En l’espèce, un couple marié sous le régime de la communauté légale avait adopté en juin 2001 le régime de la communauté de biens réduite aux acquêts avec convention préciputaire, l’épouse apportant à la communauté, avec dispense de récompense, divers biens propres pour un montant de 45 700 000 euros… Ce changement de régime matrimonial avait été homologué par jugement en décembre 2001.
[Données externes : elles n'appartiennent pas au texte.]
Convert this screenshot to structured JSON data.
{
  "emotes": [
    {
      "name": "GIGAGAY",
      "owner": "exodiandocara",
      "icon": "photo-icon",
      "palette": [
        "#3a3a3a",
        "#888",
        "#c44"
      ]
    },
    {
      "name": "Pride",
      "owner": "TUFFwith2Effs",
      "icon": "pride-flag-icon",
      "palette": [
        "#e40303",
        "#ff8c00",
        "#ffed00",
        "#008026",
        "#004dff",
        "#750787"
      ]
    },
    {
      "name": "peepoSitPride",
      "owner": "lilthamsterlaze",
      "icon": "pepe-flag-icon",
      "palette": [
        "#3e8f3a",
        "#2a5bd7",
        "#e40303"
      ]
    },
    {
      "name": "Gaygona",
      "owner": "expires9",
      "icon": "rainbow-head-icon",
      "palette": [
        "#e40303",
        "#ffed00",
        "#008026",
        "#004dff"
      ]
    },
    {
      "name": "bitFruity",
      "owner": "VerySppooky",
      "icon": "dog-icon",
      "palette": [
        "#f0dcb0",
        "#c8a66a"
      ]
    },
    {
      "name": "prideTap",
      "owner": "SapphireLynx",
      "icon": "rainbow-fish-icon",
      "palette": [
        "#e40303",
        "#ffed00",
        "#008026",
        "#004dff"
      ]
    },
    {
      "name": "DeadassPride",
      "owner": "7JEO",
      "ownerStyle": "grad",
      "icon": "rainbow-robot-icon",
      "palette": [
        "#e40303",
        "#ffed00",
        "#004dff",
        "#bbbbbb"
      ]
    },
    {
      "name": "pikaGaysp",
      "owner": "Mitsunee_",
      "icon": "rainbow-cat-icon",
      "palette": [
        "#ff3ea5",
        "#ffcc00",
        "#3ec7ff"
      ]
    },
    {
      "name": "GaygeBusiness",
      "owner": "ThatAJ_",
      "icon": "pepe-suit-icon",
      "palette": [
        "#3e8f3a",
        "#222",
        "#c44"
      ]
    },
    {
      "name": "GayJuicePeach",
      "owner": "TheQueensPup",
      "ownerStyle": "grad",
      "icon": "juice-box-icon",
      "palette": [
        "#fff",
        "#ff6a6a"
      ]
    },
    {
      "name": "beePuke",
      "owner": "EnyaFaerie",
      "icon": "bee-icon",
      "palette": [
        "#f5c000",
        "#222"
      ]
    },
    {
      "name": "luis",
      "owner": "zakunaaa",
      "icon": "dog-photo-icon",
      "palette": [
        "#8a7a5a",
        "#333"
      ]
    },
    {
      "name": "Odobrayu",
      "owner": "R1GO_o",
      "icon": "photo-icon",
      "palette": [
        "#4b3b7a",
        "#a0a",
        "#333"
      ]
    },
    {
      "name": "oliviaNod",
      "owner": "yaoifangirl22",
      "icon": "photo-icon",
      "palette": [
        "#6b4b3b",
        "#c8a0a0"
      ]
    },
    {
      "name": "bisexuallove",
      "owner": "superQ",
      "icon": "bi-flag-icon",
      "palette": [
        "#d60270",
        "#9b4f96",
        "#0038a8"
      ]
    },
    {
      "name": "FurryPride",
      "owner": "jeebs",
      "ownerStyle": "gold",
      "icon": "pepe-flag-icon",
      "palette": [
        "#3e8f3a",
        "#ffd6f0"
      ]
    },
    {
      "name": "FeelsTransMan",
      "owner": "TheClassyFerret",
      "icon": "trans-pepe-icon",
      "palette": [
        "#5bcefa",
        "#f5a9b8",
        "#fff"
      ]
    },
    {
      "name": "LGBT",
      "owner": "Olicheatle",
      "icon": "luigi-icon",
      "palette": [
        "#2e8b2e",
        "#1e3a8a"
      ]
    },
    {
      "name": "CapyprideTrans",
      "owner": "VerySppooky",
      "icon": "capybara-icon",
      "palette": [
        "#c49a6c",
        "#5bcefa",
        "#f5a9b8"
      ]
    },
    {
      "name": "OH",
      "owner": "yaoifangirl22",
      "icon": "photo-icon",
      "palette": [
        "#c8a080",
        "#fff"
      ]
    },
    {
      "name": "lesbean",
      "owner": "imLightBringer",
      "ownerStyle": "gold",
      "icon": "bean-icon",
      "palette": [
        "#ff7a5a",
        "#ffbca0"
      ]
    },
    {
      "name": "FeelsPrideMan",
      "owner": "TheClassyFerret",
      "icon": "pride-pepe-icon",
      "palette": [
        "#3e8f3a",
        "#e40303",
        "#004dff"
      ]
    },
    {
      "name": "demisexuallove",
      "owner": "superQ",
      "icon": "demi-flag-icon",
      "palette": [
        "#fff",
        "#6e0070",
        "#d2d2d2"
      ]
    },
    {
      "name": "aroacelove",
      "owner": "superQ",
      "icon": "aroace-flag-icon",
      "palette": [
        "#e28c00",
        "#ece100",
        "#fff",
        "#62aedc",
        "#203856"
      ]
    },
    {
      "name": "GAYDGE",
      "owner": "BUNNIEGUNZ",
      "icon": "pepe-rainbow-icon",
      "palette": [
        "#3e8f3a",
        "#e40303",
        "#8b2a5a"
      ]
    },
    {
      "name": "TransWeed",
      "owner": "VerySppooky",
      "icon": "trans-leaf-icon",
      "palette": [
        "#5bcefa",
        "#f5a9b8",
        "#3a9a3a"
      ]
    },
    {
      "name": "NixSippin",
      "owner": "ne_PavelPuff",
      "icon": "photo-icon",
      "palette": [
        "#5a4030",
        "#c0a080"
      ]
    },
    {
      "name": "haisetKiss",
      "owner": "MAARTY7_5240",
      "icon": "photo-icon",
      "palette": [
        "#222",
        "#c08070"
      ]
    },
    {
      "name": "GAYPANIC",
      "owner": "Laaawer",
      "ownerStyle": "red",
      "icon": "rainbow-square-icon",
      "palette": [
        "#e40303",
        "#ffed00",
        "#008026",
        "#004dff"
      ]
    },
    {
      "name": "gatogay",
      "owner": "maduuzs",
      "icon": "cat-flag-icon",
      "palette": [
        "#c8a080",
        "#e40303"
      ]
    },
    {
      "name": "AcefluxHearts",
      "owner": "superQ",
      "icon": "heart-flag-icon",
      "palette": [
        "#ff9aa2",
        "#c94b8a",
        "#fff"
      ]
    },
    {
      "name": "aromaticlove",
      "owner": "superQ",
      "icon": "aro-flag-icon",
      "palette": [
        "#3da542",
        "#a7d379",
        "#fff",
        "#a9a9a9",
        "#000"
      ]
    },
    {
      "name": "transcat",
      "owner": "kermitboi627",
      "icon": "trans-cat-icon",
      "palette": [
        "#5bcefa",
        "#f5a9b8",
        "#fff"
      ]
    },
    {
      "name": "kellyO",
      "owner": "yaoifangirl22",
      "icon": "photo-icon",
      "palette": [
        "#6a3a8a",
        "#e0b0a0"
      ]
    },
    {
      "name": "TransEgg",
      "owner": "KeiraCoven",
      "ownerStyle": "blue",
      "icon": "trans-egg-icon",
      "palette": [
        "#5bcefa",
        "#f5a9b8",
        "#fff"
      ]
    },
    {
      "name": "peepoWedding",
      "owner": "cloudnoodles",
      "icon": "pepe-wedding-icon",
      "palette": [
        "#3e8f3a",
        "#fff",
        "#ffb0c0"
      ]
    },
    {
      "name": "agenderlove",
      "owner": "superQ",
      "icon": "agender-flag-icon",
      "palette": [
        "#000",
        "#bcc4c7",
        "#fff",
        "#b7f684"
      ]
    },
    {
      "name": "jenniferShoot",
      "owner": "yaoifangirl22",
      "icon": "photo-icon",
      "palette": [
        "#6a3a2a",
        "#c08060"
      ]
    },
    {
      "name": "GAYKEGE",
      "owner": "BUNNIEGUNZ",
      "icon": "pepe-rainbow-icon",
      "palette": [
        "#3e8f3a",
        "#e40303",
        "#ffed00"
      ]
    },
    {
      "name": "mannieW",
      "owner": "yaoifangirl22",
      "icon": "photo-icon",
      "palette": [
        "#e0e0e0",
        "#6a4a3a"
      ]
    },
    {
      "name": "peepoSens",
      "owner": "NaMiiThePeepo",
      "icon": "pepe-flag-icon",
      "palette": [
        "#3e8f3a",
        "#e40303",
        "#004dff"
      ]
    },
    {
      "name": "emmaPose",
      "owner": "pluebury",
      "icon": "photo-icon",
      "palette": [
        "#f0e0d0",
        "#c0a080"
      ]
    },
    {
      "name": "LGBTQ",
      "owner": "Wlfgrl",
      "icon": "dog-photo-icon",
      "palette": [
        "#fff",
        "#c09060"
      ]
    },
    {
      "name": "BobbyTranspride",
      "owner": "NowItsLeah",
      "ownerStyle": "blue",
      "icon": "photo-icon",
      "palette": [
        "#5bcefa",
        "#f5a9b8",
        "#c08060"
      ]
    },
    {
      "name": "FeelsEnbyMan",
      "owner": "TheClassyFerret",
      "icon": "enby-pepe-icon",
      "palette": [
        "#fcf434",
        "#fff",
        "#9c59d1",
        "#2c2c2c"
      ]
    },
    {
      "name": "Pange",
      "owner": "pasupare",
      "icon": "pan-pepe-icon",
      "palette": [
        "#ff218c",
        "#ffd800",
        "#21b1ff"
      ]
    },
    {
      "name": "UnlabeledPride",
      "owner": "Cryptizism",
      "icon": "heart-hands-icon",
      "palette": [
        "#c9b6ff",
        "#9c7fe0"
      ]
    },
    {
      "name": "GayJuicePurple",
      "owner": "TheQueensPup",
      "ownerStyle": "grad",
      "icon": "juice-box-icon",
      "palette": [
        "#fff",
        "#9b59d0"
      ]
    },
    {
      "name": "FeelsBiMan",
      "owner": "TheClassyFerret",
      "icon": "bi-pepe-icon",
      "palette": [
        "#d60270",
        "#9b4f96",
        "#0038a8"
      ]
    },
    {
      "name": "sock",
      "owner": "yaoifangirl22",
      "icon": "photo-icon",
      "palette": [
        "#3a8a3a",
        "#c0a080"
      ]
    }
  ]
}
La cour d’appel de Versailles avait prononcé en février 2015 le divorce des époux aux torts exclusifs de l’époux. La Cour de cassation avait rejeté en juillet 2016 le pourvoi formé contre cette décision par l’ex-épouse, laquelle avait fait grief à l’arrêt de dire qu’elle ne pouvait exercer de reprise ni de récompense sur ses apports en communauté réalisés en juin 2001, en retenant qu’il résultait de l’article 33-I et II de la loi nº 2004-439 du 26 mai 2004 relative au divorce que ce texte était applicable aux procédures introduites par une assignation délivrée après le 1er janvier 2005, date de son entrée en vigueur, et qu’en vertu de telles dispositions transitoires, la loi nouvelle avait vocation à s’appliquer en toutes ses dispositions concernant les conséquences du divorce pour les époux, y compris celles afférentes au sort des avantages matrimoniaux, peu important la date à laquelle ceux-ci avaient été stipulés.

L’ex-épouse avait alors assigné en responsabilité le notaire ayant reçu l’acte de changement de régime matrimonial en juin 2001. La cour d’appel de Paris avait reconnu en novembre 2019 que le notaire avait effectivement manqué à son devoir de conseil et de mise en garde à l’occasion du changement de régime matrimonial, ayant causé à l’ex-épouse la perte d’une chance d’introduire une clause de reprise des apports dans l’acte de changement de régime matrimonial.

À l’occasion du pourvoi en cassation qu’il avait formé contre cet arrêt, le notaire avait demandé le renvoi au Conseil constitutionnel d’une question prioritaire de constitutionnalité :

« Les dispositions des I et II de l’article 33 de la loi nº 2004-439 du 26 mai 2004, en ce qu’elles disposent selon la portée que leur donne la jurisprudence constante de la Cour de cassation [1], que cette loi est applicable aux procédures introduites par une assignation délivrée après le 1er janvier 2005, date de son entrée en vigueur, et qu’en vertu de telles dispositions transitoires, la loi nouvelle a vocation à s’appliquer en toutes ses dispositions concernant les conséquences du divorce pour les époux, y compris celles afférentes au sort des avantages matrimoniaux, peu important la date à laquelle ceux-ci ont été stipulés, méconnaissent-elles la garantie des droits proclamée par l’article 16 de la Déclaration des droits de l’homme et du citoyen, en remettant en cause les effets qui pouvaient être légitimement attendus d’une situation légalement acquise ? »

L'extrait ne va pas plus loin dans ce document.